In the next five to ten years, the role of the financial advisor—the human advisor—is going to be more and more technology augmented. This is the central idea emphasized by Joe Elsasser, CFP, president and founder of Covisum. In the past, we told software what to do and then software did it for us. As time moves forward, however, software tells us what to do and we interpret, explain, and hold clients’ hands to show them why they should do it. In this article, we will discuss if advisors need such a shift and how WealthTech solutions can make such a future become reality.

Transition To Prescriptive Software

We hear from many experts that the role of financial advisor is shifting from merely investment advisor or wealth manager to financial planner. Elsasser says that it’s going to be an advisor's job to quantify or demonstrate why software-provided answers are better for clients. He supposes that this transition will happen in the next couple of years.

“Advisors should recognize that, frankly, software is able to consider more variables than a human can and it’s probably able to deliver better solutions than a human can,” he said.

According to Elsasser, the Social Security Timing software that he launched almost 10 years ago is a great example of this shift. He was looking for a Social Security optimizer to empower his own financial planning practice, but he couldn’t find any adequate solutions on the market. To rectify this, Elsasser joined forces with a college friend to build Social Security Timing, which later grew to become Covisum’s first product. Similarly, tools should empower advisors—advisors should not empower software.

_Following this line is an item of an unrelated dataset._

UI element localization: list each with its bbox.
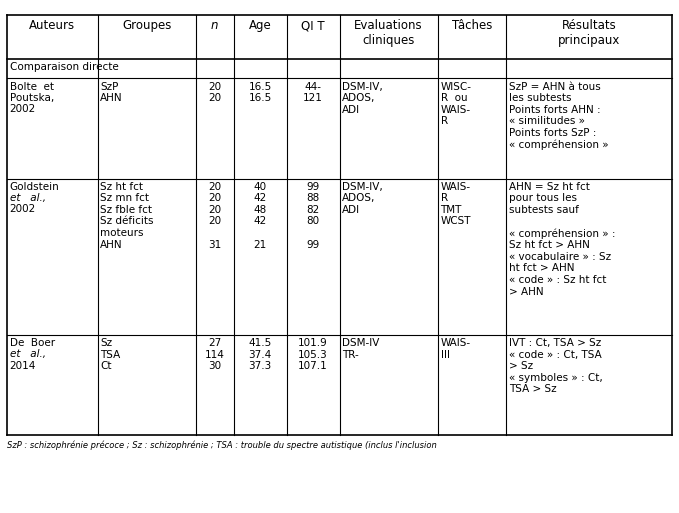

The importance Of Being Focused

Building a system able to provide enhanced insights requires significant effort and time, so it’s incredibly important for both financial advisors and fintech firms to have a niche; however, Elsasser says that most advisors and financial planning software firms don’t have one.

“Over the next decade the shift to niching fintech software companies will become more and more pronounced to deliver better answers when you’re talking to a single or a cohesive audience.”

Elsasser is sure that success doesn’t depend on what niche one chooses. At Covisum, for example, he chose to focus on the niche of customers close to retirement; Covisum intentionally left millennials out of its focus because millennials have a whole different set of questions. Of course, if another company that served millennials became successful, this would not contradict the point.

“I think there’s a huge value in fintech companies that decide to niche their business in that direction. I don’t see a lot of great options out there today in any of those niches for advisors,” he said.